YoudonemessedupAyAyRon · 02/11/2025 22:18

I would not be having this man’s child or any further Christmases with him. He sounds like a shit.

hihelenhi · 02/11/2025 22:19

GarlicHound · 02/11/2025 21:31

Dear lord, this is a bloody nightmare! It makes our simple roast with extras look like a plate of sarnies:
https://www.polonist.com/polish-christmas-food/

Culinary details aside, OP, it does seem you've got yourself a man with rigid & unreasonable expectations. I'd bugger off out of there if I were you.

Sorry, have I missed something? Do we know it's Polish? (if so, I think you're meant to have your Christmas carp swimming about in your bath already, OP...) Edit: ah, I see, "Central Europe".

Seriously, though. What ARE you doing with this useless, controlling man? It'd be high pressure to cook a Christmas dinner you're familiar with for people you don't know, let alone something you don't have the first clue about with people who will be bitching about your failings in another language. Awful, awful man who thinks it's 1950, wants a little subservient wife and is going to make it as difficult for you as possible at Christmas, so he can have a go at you for not being 'up to scratch'. It really isn't "fair enough", it's abusive. This is not a situation you want to be bringing a baby into.

Iamnotalemming · 02/11/2025 22:21

He and the visiting relatives can cook the main from their culture and you can do a dessert. Few bottles of wine and everyone is happy. Tell him the alternative is you order a pizza.

WhatterySquash · 02/11/2025 22:21

Bloody hell OP! As many others have said, just no.

No I won't cook for YOUR guests who YOU invited without even consulting me!

No, just because I have a vagina doesn't mean I do everything while you sit on your arse.

And frankly no to him as a whole, he has zero respect for you and is a sexist arsehole. He should be talking about how he'll do everything at christmas as you'll pregnant, knackered and possibly feeling sick.

So what if he's had British Christmases, the poor diddums? That doesn't mean you have to provide him with a non-British one! It's very clearly his turn to do the donkey work for the guests he invited. If he doesn't know how he can learn, like he;s expecting you to.

Agree with PPs, go to your mum's on your own where someone else will cook and you can take it easy.

I understand not continuing the pregnancy isn't for everyone but it's something I would consider carefully, while kicking Mr Host with the Most back to the 1950s where he belongs.

Flippineck67 · 02/11/2025 22:22

I would leave him now.

Do not buy a house with this man.

Your future is only going to get worse if you stay with this man.
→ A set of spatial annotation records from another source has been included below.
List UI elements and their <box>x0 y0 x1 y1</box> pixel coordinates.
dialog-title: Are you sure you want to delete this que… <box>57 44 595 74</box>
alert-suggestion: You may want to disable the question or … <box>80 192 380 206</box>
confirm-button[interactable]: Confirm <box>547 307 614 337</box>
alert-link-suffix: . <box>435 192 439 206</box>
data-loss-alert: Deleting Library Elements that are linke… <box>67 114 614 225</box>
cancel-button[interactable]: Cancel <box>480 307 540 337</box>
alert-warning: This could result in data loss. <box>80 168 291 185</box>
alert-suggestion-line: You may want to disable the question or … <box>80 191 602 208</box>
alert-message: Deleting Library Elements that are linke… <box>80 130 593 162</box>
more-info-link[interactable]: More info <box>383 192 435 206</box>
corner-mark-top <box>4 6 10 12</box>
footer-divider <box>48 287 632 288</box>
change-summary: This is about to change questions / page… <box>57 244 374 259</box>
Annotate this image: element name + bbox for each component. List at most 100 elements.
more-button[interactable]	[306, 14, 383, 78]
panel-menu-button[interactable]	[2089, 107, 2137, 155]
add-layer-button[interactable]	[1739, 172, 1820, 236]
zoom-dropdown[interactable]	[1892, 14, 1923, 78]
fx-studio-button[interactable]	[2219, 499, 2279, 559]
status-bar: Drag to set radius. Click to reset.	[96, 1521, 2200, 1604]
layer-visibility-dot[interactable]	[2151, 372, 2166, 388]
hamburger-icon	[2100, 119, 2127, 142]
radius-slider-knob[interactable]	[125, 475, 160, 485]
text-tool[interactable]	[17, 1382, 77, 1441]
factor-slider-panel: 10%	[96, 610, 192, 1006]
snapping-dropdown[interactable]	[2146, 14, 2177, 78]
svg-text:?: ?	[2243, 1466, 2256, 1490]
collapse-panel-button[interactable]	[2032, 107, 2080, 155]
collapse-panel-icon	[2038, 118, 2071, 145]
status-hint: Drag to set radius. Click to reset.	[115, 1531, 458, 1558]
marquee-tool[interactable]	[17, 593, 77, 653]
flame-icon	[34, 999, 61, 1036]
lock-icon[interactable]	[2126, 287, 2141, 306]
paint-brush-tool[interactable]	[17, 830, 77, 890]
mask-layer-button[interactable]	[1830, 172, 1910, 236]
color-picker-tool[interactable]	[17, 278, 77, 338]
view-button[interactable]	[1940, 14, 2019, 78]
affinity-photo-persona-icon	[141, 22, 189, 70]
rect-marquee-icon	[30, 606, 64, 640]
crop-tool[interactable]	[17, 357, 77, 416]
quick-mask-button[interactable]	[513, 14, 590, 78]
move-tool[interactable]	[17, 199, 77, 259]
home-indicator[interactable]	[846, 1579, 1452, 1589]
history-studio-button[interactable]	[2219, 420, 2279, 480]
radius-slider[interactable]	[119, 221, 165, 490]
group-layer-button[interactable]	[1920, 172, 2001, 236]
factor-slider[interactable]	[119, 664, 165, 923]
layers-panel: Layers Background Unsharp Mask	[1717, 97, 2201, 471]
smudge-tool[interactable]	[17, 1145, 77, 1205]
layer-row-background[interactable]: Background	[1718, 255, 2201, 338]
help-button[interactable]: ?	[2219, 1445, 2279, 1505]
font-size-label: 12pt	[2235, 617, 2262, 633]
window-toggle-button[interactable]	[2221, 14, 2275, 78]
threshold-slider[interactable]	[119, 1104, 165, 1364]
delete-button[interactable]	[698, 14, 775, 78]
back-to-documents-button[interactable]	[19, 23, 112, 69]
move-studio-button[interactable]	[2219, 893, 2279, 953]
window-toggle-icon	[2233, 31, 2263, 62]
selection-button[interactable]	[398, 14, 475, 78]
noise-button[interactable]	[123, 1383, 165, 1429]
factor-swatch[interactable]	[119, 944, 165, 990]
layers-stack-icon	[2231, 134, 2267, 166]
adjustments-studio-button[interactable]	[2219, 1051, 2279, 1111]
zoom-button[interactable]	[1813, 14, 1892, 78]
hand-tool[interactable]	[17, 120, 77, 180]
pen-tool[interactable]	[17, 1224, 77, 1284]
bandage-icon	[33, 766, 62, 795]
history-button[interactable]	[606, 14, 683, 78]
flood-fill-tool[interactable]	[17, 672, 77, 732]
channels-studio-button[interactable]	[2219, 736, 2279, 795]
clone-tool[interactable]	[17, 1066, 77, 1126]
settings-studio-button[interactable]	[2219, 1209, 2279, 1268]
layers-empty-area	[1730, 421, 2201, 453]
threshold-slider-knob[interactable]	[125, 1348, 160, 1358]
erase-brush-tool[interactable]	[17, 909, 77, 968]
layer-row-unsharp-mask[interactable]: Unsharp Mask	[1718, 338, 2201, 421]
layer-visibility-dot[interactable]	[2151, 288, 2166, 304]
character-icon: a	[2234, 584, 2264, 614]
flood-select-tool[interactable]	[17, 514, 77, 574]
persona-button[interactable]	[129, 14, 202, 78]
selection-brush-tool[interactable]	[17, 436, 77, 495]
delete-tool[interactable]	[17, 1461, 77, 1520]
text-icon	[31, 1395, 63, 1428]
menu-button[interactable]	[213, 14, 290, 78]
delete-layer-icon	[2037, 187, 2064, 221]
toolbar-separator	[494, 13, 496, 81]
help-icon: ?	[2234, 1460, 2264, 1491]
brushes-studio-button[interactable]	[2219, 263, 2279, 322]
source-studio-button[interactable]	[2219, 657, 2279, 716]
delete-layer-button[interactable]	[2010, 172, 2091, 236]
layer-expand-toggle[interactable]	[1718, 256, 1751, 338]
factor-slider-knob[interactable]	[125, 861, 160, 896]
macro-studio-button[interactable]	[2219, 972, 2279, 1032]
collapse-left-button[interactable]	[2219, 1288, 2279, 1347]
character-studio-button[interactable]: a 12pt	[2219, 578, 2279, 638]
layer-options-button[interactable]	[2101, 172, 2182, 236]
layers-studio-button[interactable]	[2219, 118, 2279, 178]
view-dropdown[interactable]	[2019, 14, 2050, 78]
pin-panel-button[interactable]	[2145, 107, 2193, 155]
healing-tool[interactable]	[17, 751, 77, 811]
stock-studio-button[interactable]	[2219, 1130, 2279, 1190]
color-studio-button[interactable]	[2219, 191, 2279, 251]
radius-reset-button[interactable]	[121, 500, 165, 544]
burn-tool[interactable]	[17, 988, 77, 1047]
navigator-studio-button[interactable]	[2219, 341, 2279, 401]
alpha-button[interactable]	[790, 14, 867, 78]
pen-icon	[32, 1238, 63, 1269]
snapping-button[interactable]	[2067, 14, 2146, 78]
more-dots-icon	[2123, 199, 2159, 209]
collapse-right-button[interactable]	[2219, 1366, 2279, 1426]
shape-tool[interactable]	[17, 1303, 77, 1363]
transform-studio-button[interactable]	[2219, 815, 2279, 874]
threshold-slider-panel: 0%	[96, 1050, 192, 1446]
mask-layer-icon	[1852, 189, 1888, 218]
He's got red flags written all over him and they usually start to change once you're pregnant.

He's giving you a taste of what your future will look like so open your eyes and smell the coffee. In his eyes, you're worthless and only there to serve him. Your feelings don't count and they never will.

Run as fast as you can and don't look back. Your baby will thank you for it.

Tell a friend or family, contact women's aid and start the freedom program course ASAP.